Candelario steps in as Raton's new mayor

Raton City Commission
With no fanfare or formal declaration, the title of Raton mayor has been passed to Chris Candelario.

Candelario, who has been mayor pro tem since March, when he ran unopposed for a commission seat after being appointed in January 2011 to fill a vacant seat, chaired Tuesday’s commission meeting as mayor for the first time. Candelario stepped into the role following the Oct. 10 resignation of mayor and commissioner Charles Starkovich.

Candelario and City Manager Pete Kampfer each said there are no specific city or state laws that specifically outline how to replace, in a commission-manager form of government such as Raton’s, a mayor who resigns, but city ordinance and state law have identical language that gets close to the matter. The laws say that during a mayor’s “absence,” the mayoral duties shall be performed by the mayor pro tem.

Candelario this week said there is “no protocol” to give the commission direction in selecting a new mayor under the circumstances other than for him to simply “move up.”

The commission selects a mayor from among its members every two years immediately after the municipal election that usually includes two or three commission seats on the ballot.

State law does spell out how the commission is to fill the vacant commissioner seat that used to belong to Starkovich. The commission can appoint a registered Raton voter to complete the term, although it remains to be seen whether the commission will make any appointment before an ongoing recall petition process is completed.

Recall petitions were submitted to the city clerk in late September seeking a recall election for every commissioner.

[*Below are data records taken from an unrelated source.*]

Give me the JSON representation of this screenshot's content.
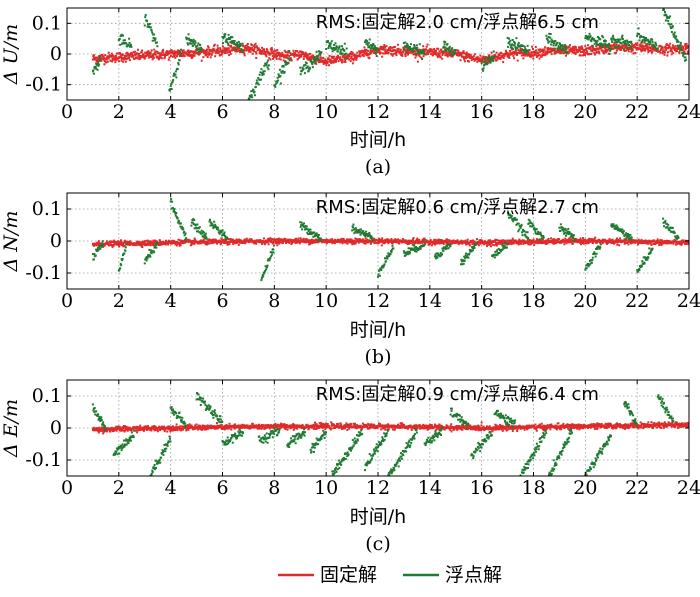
{
  "chart_data": [
    {
      "type": "scatter",
      "panel_label": "(a)",
      "ylabel": "Δ U/m",
      "xlabel": "时间/h",
      "annotation": "RMS:固定解2.0 cm/浮点解6.5 cm",
      "xlim": [
        0,
        24
      ],
      "ylim": [
        -0.15,
        0.15
      ],
      "xticks": [
        "0",
        "2",
        "4",
        "6",
        "8",
        "10",
        "12",
        "14",
        "16",
        "18",
        "20",
        "22",
        "24"
      ],
      "yticks": [
        "0.1",
        "0",
        "-0.1"
      ],
      "grid": true,
      "series": [
        {
          "name": "固定解",
          "color": "#e02b2b",
          "noise_sd": 0.008,
          "segments": [
            {
              "x": [
                1.0,
                2.0,
                3.0,
                4.0,
                5.0,
                6.0,
                7.0,
                7.5,
                8.0,
                8.5,
                9.0,
                10.0,
                11.0,
                12.0,
                13.0,
                14.0,
                15.0,
                16.0,
                17.0,
                18.0,
                19.0,
                20.0,
                21.0,
                22.0,
                23.0,
                24.0
              ],
              "y": [
                -0.015,
                -0.01,
                -0.005,
                0.0,
                0.005,
                0.01,
                0.02,
                0.01,
                0.0,
                -0.01,
                0.0,
                -0.025,
                -0.01,
                0.015,
                0.01,
                0.005,
                0.0,
                -0.02,
                0.0,
                0.005,
                0.01,
                0.01,
                0.02,
                0.02,
                0.015,
                0.02
              ]
            }
          ]
        },
        {
          "name": "浮点解",
          "color": "#1f7a32",
          "noise_sd": 0.009,
          "segments": [
            {
              "x": [
                1.0,
                1.3
              ],
              "y": [
                -0.06,
                -0.02
              ]
            },
            {
              "x": [
                2.0,
                2.5
              ],
              "y": [
                0.05,
                0.02
              ]
            },
            {
              "x": [
                3.0,
                3.5
              ],
              "y": [
                0.12,
                0.03
              ]
            },
            {
              "x": [
                3.95,
                4.4
              ],
              "y": [
                -0.12,
                0.0
              ]
            },
            {
              "x": [
                4.6,
                5.2
              ],
              "y": [
                0.05,
                0.01
              ]
            },
            {
              "x": [
                6.0,
                6.8
              ],
              "y": [
                0.06,
                0.02
              ]
            },
            {
              "x": [
                7.0,
                7.8
              ],
              "y": [
                -0.15,
                -0.02
              ]
            },
            {
              "x": [
                8.0,
                8.6
              ],
              "y": [
                -0.1,
                -0.01
              ]
            },
            {
              "x": [
                9.0,
                9.8
              ],
              "y": [
                -0.06,
                0.0
              ]
            },
            {
              "x": [
                10.0,
                10.8
              ],
              "y": [
                0.03,
                0.01
              ]
            },
            {
              "x": [
                11.5,
                12.0
              ],
              "y": [
                0.04,
                0.01
              ]
            },
            {
              "x": [
                13.0,
                13.8
              ],
              "y": [
                0.03,
                0.0
              ]
            },
            {
              "x": [
                14.5,
                15.0
              ],
              "y": [
                0.03,
                0.0
              ]
            },
            {
              "x": [
                16.0,
                16.5
              ],
              "y": [
                -0.04,
                -0.01
              ]
            },
            {
              "x": [
                17.0,
                17.8
              ],
              "y": [
                0.04,
                0.01
              ]
            },
            {
              "x": [
                18.5,
                19.3
              ],
              "y": [
                0.05,
                0.01
              ]
            },
            {
              "x": [
                20.0,
                21.0
              ],
              "y": [
                0.06,
                0.02
              ]
            },
            {
              "x": [
                21.0,
                21.8
              ],
              "y": [
                0.05,
                0.03
              ]
            },
            {
              "x": [
                22.0,
                22.8
              ],
              "y": [
                0.06,
                0.02
              ]
            },
            {
              "x": [
                23.0,
                23.9
              ],
              "y": [
                0.15,
                -0.03
              ]
            }
          ]
        }
      ]
    },
    {
      "type": "scatter",
      "panel_label": "(b)",
      "ylabel": "Δ N/m",
      "xlabel": "时间/h",
      "annotation": "RMS:固定解0.6 cm/浮点解2.7 cm",
      "xlim": [
        0,
        24
      ],
      "ylim": [
        -0.15,
        0.15
      ],
      "xticks": [
        "0",
        "2",
        "4",
        "6",
        "8",
        "10",
        "12",
        "14",
        "16",
        "18",
        "20",
        "22",
        "24"
      ],
      "yticks": [
        "0.1",
        "0",
        "-0.1"
      ],
      "grid": true,
      "series": [
        {
          "name": "固定解",
          "color": "#e02b2b",
          "noise_sd": 0.004,
          "segments": [
            {
              "x": [
                1.0,
                4.0,
                8.0,
                12.0,
                16.0,
                20.0,
                24.0
              ],
              "y": [
                -0.01,
                -0.005,
                0.0,
                0.0,
                -0.005,
                0.0,
                -0.005
              ]
            }
          ]
        },
        {
          "name": "浮点解",
          "color": "#1f7a32",
          "noise_sd": 0.006,
          "segments": [
            {
              "x": [
                1.0,
                1.4
              ],
              "y": [
                -0.05,
                -0.01
              ]
            },
            {
              "x": [
                2.0,
                2.3
              ],
              "y": [
                -0.1,
                -0.01
              ]
            },
            {
              "x": [
                3.0,
                3.5
              ],
              "y": [
                -0.06,
                -0.01
              ]
            },
            {
              "x": [
                4.0,
                4.6
              ],
              "y": [
                0.12,
                0.01
              ]
            },
            {
              "x": [
                4.8,
                5.4
              ],
              "y": [
                0.06,
                0.01
              ]
            },
            {
              "x": [
                5.5,
                6.2
              ],
              "y": [
                0.06,
                0.01
              ]
            },
            {
              "x": [
                7.5,
                8.0
              ],
              "y": [
                -0.12,
                -0.02
              ]
            },
            {
              "x": [
                9.0,
                9.8
              ],
              "y": [
                0.05,
                0.01
              ]
            },
            {
              "x": [
                11.0,
                11.8
              ],
              "y": [
                0.04,
                0.01
              ]
            },
            {
              "x": [
                12.0,
                12.6
              ],
              "y": [
                -0.1,
                -0.02
              ]
            },
            {
              "x": [
                13.0,
                13.8
              ],
              "y": [
                -0.04,
                -0.01
              ]
            },
            {
              "x": [
                14.2,
                14.8
              ],
              "y": [
                -0.05,
                -0.01
              ]
            },
            {
              "x": [
                15.2,
                15.8
              ],
              "y": [
                -0.07,
                -0.01
              ]
            },
            {
              "x": [
                16.4,
                17.0
              ],
              "y": [
                -0.05,
                -0.01
              ]
            },
            {
              "x": [
                17.0,
                17.8
              ],
              "y": [
                0.09,
                0.01
              ]
            },
            {
              "x": [
                17.8,
                18.4
              ],
              "y": [
                0.06,
                0.01
              ]
            },
            {
              "x": [
                19.0,
                19.6
              ],
              "y": [
                0.04,
                0.01
              ]
            },
            {
              "x": [
                20.0,
                20.6
              ],
              "y": [
                -0.09,
                -0.01
              ]
            },
            {
              "x": [
                21.0,
                21.8
              ],
              "y": [
                0.05,
                0.01
              ]
            },
            {
              "x": [
                22.0,
                22.6
              ],
              "y": [
                -0.1,
                -0.02
              ]
            },
            {
              "x": [
                23.0,
                23.6
              ],
              "y": [
                0.06,
                0.01
              ]
            }
          ]
        }
      ]
    },
    {
      "type": "scatter",
      "panel_label": "(c)",
      "ylabel": "Δ E/m",
      "xlabel": "时间/h",
      "annotation": "RMS:固定解0.9 cm/浮点解6.4 cm",
      "xlim": [
        0,
        24
      ],
      "ylim": [
        -0.15,
        0.15
      ],
      "xticks": [
        "0",
        "2",
        "4",
        "6",
        "8",
        "10",
        "12",
        "14",
        "16",
        "18",
        "20",
        "22",
        "24"
      ],
      "yticks": [
        "0.1",
        "0",
        "-0.1"
      ],
      "grid": true,
      "series": [
        {
          "name": "固定解",
          "color": "#e02b2b",
          "noise_sd": 0.004,
          "segments": [
            {
              "x": [
                1.0,
                4.0,
                8.0,
                12.0,
                16.0,
                20.0,
                24.0
              ],
              "y": [
                -0.005,
                0.0,
                0.005,
                0.005,
                0.0,
                0.005,
                0.01
              ]
            }
          ]
        },
        {
          "name": "浮点解",
          "color": "#1f7a32",
          "noise_sd": 0.007,
          "segments": [
            {
              "x": [
                1.0,
                1.5
              ],
              "y": [
                0.06,
                0.0
              ]
            },
            {
              "x": [
                1.8,
                2.6
              ],
              "y": [
                -0.08,
                -0.02
              ]
            },
            {
              "x": [
                3.2,
                4.0
              ],
              "y": [
                -0.15,
                -0.03
              ]
            },
            {
              "x": [
                4.0,
                4.6
              ],
              "y": [
                0.06,
                0.01
              ]
            },
            {
              "x": [
                5.0,
                6.0
              ],
              "y": [
                0.1,
                0.02
              ]
            },
            {
              "x": [
                6.0,
                6.8
              ],
              "y": [
                -0.05,
                -0.01
              ]
            },
            {
              "x": [
                7.4,
                8.2
              ],
              "y": [
                -0.04,
                -0.01
              ]
            },
            {
              "x": [
                8.5,
                9.2
              ],
              "y": [
                -0.05,
                -0.01
              ]
            },
            {
              "x": [
                9.4,
                10.0
              ],
              "y": [
                -0.07,
                -0.01
              ]
            },
            {
              "x": [
                10.2,
                11.4
              ],
              "y": [
                -0.15,
                -0.01
              ]
            },
            {
              "x": [
                11.5,
                12.4
              ],
              "y": [
                -0.12,
                -0.01
              ]
            },
            {
              "x": [
                12.4,
                13.5
              ],
              "y": [
                -0.15,
                -0.01
              ]
            },
            {
              "x": [
                13.8,
                14.5
              ],
              "y": [
                -0.05,
                -0.01
              ]
            },
            {
              "x": [
                14.8,
                15.5
              ],
              "y": [
                0.05,
                0.01
              ]
            },
            {
              "x": [
                15.6,
                16.4
              ],
              "y": [
                -0.09,
                -0.01
              ]
            },
            {
              "x": [
                16.5,
                17.3
              ],
              "y": [
                0.05,
                0.01
              ]
            },
            {
              "x": [
                17.5,
                18.5
              ],
              "y": [
                -0.15,
                -0.01
              ]
            },
            {
              "x": [
                18.6,
                19.5
              ],
              "y": [
                -0.15,
                -0.01
              ]
            },
            {
              "x": [
                20.0,
                21.0
              ],
              "y": [
                -0.15,
                -0.02
              ]
            },
            {
              "x": [
                21.5,
                22.0
              ],
              "y": [
                0.08,
                0.01
              ]
            },
            {
              "x": [
                22.8,
                23.4
              ],
              "y": [
                0.1,
                0.02
              ]
            }
          ]
        }
      ]
    }
  ],
  "legend": {
    "placement": "bottom-center",
    "items": [
      {
        "label": "固定解",
        "color": "#e02b2b"
      },
      {
        "label": "浮点解",
        "color": "#1f7a32"
      }
    ]
  }
}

The clerk purged many signatures from the petitions because they did not meet the requirements of state law, she said, leaving the petitions short of the required number of valid signatures to trigger an election. The process now awaits the possible reinstating of signatures of anyone who provides sufficient evidence to the clerk to show that his or her signatures should not have been purged. On Tuesday, the commission took the formal step of accepting the results of the clerk’s examination of the petitions.

Tuesday’s commission agenda listed Candelario as mayor and included an item calling for the commission to appoint a new mayor pro tem. However, the commission tabled action on that matter because Commissioner Jimmy Fanelli was absent from the meeting.

Candelario’s current two-year commission term expires in March 2014. He previously served on the commission from March 1998 to March 2002.

Starkovich resigned in order to pursue an effort as a private citizen to try to change what he called the city’s “discriminatory” at-large voting system that he alleged leaves Hispanic and other minority voters without an adequate political voice in the local election process and underrepresented on the city commission.